In reply to Lionel Robson:

>Why  on earth do people allow borrowing of serials?  How many others are
>inconvenienced when one person borrows an issue to say nothing of a whole
>volume?  Have you not heard of photocopy machines?  I suppose while these

Why on earth do people allow borrowing of books?  How many others are
inconvenienced when one person borrows a book to say nothing of a whole
series of books?  <grin>  All in the way you look at it.

The only real problem is the difficulty of replacing a serial when it gets
lost ... Difficulty and <gulp> EXPENSE.

And it does make a difference what sort of library you have.  The Brookings
Institution library is for the use of our staff, only, and we have
absolutely no problem with the idea of circulating periodicals or serials,
bound or unbound.

It also makes a difference what sort of serial it is, and what the reader
needs it for.  It might not be just the one article -- and, even if it is,
once that one article is read, the issue comes back.

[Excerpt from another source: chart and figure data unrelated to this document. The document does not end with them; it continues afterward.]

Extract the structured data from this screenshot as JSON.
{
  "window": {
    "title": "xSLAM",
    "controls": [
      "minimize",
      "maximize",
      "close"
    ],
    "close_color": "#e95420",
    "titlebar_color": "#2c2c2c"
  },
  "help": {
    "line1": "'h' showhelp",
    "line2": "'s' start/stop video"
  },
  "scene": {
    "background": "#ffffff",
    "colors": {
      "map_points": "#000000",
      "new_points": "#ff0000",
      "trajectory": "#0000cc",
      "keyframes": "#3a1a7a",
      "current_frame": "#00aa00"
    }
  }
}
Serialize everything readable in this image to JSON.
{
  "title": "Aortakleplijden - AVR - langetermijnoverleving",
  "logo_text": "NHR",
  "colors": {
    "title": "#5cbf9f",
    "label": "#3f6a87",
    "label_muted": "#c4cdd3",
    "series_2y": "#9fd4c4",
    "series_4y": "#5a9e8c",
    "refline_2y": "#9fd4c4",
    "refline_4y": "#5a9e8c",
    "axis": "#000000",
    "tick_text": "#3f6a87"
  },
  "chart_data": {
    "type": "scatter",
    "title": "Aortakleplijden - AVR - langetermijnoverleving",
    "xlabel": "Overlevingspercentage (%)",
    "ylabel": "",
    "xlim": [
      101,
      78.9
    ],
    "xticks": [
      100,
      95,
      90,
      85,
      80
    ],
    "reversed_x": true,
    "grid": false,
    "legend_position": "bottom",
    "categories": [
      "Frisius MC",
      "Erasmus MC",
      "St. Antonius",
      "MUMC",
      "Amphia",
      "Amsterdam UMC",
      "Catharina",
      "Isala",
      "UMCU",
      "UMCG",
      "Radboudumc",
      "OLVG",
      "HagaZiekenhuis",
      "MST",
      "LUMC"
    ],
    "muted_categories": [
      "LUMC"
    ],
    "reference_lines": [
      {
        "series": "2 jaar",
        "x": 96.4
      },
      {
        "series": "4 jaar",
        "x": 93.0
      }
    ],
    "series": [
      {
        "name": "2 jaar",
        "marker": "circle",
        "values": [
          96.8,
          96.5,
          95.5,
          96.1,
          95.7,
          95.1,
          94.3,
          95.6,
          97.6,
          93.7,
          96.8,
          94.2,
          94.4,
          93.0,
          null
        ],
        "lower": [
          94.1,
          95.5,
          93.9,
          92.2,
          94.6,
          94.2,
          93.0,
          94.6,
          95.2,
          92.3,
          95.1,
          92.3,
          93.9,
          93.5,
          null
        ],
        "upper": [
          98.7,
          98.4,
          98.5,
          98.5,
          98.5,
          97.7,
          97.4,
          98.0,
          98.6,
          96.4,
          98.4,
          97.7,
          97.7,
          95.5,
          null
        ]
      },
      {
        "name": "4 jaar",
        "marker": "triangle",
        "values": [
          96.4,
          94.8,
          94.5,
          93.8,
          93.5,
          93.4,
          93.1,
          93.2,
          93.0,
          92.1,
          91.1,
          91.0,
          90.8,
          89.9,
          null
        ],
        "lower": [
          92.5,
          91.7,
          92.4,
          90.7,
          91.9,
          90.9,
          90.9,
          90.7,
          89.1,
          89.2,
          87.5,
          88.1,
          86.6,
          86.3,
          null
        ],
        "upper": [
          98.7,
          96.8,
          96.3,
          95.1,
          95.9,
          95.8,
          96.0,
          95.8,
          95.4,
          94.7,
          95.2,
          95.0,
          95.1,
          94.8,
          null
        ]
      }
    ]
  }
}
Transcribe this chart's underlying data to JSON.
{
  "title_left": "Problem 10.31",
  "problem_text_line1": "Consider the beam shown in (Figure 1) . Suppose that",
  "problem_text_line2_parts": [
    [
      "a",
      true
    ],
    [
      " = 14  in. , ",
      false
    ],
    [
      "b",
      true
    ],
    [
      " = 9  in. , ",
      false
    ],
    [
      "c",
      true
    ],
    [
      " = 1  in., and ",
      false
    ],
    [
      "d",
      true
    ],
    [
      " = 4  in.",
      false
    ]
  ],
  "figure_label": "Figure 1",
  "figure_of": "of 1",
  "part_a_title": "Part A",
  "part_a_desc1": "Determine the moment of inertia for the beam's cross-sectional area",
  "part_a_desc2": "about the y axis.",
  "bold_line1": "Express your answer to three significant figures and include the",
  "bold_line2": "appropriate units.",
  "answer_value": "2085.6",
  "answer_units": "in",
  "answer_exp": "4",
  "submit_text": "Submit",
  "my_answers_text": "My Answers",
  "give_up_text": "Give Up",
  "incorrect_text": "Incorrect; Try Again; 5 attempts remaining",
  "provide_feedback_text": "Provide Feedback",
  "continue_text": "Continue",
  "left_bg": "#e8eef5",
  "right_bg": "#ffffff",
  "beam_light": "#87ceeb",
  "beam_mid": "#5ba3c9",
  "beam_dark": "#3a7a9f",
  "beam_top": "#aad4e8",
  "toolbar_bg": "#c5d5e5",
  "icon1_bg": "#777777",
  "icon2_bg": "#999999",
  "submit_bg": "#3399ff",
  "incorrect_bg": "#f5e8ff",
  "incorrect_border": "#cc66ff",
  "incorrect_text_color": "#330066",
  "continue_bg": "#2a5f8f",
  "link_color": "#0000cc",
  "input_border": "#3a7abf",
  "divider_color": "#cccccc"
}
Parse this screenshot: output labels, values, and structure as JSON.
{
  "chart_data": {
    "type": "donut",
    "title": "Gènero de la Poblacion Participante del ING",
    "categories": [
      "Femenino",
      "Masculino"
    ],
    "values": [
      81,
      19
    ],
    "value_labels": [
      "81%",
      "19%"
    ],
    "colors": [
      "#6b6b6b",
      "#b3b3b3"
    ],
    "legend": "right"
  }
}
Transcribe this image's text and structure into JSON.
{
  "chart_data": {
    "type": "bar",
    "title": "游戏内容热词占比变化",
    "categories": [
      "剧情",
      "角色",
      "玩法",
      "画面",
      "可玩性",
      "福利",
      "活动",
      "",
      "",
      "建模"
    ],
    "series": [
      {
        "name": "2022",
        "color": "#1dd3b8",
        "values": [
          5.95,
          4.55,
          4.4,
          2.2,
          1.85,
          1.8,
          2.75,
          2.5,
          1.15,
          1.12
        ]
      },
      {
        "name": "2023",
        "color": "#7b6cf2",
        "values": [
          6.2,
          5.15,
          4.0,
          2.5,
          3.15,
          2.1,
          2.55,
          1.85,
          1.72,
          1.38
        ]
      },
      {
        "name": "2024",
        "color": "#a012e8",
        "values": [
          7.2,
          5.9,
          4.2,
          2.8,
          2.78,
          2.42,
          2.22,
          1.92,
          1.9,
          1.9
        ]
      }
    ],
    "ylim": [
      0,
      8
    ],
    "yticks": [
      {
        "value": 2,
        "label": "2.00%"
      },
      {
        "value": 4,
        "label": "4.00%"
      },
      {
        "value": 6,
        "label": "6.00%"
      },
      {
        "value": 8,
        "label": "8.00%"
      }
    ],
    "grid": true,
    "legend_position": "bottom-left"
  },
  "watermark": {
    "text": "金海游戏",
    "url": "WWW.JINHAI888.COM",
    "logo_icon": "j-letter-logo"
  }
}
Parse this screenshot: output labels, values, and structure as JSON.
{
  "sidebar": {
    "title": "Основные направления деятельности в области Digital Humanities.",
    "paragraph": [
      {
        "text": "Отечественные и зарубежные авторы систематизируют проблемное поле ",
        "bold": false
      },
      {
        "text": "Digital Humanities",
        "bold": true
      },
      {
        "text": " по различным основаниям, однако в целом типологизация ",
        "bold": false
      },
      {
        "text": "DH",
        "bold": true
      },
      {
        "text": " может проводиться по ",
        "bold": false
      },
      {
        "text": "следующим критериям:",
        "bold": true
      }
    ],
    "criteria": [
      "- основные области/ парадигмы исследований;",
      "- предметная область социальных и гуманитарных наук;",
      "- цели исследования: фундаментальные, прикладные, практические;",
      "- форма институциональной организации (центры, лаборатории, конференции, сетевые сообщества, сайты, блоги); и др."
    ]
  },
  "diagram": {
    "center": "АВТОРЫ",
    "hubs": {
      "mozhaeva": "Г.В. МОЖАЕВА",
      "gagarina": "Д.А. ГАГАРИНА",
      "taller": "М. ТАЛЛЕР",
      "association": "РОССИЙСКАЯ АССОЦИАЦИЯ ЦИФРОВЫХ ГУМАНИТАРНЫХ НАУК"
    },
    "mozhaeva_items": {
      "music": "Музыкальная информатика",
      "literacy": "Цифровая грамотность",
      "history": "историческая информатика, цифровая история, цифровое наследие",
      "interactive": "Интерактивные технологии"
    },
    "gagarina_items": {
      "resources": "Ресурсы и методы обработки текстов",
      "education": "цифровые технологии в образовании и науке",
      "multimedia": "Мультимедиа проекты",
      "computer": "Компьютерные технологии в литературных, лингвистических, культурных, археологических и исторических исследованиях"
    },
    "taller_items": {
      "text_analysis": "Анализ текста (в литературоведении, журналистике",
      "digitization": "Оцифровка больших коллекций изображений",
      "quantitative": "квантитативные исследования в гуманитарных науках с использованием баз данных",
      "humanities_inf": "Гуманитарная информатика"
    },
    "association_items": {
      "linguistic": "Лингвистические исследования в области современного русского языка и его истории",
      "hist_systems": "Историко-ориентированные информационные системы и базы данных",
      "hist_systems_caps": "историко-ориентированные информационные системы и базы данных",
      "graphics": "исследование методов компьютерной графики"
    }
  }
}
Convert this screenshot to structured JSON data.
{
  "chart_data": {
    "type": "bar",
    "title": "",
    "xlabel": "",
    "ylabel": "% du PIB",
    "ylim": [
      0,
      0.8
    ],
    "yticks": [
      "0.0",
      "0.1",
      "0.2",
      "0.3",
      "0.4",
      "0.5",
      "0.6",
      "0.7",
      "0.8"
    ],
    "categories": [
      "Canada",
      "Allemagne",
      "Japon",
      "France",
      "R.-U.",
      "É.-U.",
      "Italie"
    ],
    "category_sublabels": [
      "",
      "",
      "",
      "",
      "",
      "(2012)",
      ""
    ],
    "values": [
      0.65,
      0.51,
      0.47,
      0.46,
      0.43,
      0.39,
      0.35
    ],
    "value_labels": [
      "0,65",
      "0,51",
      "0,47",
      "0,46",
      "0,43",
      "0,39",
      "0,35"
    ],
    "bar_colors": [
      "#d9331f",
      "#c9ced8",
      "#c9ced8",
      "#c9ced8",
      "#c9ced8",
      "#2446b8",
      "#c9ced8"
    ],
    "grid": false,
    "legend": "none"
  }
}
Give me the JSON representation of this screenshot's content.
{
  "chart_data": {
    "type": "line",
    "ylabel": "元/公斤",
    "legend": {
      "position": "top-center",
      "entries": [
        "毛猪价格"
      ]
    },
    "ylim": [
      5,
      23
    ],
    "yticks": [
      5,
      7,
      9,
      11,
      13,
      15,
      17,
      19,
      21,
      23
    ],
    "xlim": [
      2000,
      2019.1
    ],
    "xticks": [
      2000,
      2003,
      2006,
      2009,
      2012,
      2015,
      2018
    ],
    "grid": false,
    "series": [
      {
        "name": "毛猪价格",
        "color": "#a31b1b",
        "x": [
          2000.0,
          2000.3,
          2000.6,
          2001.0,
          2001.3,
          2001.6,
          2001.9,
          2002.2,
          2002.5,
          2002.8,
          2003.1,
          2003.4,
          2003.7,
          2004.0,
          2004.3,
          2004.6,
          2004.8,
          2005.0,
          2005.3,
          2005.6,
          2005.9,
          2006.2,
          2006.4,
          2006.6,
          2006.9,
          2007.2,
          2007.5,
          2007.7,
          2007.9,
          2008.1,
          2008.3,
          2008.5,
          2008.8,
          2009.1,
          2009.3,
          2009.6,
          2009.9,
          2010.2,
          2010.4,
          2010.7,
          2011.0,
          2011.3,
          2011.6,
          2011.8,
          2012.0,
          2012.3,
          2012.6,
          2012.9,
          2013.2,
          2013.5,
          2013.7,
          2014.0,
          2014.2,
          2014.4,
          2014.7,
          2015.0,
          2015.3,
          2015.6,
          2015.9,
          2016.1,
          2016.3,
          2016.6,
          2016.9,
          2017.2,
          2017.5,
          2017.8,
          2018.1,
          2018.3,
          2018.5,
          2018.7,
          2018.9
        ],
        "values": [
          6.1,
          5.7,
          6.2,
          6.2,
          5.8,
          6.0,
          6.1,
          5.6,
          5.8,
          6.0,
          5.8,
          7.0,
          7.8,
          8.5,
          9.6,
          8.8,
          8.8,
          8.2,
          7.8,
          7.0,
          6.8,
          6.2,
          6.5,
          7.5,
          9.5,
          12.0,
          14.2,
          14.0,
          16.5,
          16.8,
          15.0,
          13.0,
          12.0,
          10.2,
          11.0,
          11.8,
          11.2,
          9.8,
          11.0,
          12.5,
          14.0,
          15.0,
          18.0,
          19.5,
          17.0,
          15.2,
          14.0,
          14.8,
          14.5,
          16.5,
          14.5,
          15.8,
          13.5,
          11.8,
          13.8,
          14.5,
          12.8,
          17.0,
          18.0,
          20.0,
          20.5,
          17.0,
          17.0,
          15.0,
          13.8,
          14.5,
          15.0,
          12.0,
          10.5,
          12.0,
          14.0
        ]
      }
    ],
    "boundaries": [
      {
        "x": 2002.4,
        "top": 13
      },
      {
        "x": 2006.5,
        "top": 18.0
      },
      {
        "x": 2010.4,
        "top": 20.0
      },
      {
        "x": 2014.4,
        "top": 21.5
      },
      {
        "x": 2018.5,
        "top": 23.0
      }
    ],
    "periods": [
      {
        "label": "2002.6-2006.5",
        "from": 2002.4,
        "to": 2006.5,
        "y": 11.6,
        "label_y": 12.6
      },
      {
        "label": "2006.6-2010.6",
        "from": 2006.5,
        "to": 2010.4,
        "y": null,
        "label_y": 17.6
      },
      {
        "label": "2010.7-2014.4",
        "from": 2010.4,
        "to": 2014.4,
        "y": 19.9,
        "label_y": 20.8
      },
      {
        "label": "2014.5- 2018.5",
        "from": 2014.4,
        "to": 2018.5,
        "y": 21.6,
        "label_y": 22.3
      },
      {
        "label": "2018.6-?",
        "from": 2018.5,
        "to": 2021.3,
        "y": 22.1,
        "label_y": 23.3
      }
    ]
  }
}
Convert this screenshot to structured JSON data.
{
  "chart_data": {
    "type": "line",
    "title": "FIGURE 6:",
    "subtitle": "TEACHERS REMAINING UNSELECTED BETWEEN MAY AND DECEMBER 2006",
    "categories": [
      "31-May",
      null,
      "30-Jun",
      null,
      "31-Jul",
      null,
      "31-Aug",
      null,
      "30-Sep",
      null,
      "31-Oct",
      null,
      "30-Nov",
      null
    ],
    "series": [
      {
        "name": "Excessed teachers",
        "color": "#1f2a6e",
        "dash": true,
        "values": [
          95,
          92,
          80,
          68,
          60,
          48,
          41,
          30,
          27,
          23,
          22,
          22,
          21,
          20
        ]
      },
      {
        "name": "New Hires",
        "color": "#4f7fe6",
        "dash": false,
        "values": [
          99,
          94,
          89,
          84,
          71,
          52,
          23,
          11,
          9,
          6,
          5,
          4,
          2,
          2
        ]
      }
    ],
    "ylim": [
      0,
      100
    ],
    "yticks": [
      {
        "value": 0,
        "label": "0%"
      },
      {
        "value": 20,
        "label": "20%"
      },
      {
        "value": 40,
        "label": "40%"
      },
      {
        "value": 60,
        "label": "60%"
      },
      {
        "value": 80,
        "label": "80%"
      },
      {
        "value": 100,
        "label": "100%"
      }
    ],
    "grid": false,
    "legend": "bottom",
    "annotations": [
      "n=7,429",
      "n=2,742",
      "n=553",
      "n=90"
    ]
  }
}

>items are borrowed you have to use some document delivery service to get
>items for those who need an article from the borrowed serial!  the mind
>boggles.  Lionel Robson.

Serials can also be recalled.  And photocopying whole articles, or sets of
articles, can lead to all sorts of copyright problems, can't it?  And, if
you refuse to allow your serials to circulate, you are in some instances
almost forcing the patrons to xerox.  Their in-library time might be
limited, for whatever reason, and they might not be able to finish the
article while there, not and be able to take adequate notes on it.  I have
faced that problem numerous times, myself.  If the library where I did my
dissertation research had not allowed the serials to circulate, I would
have been in real big trouble, and out a WHOLE lot of nickles -- which I
could not really afford.

Anyway: to answer the original query, we have our computer centre print
in-house bar codes on self-stick labels (one by two and a half inches),
without check digits, for unbound periodicals.  The bound periodicals are
given a regular bar-code.  Although we do magic marker out the bars of the
original, home-brewed labels, and delete the item record attached to that
label, it is easy enough to figure out which bar code to use.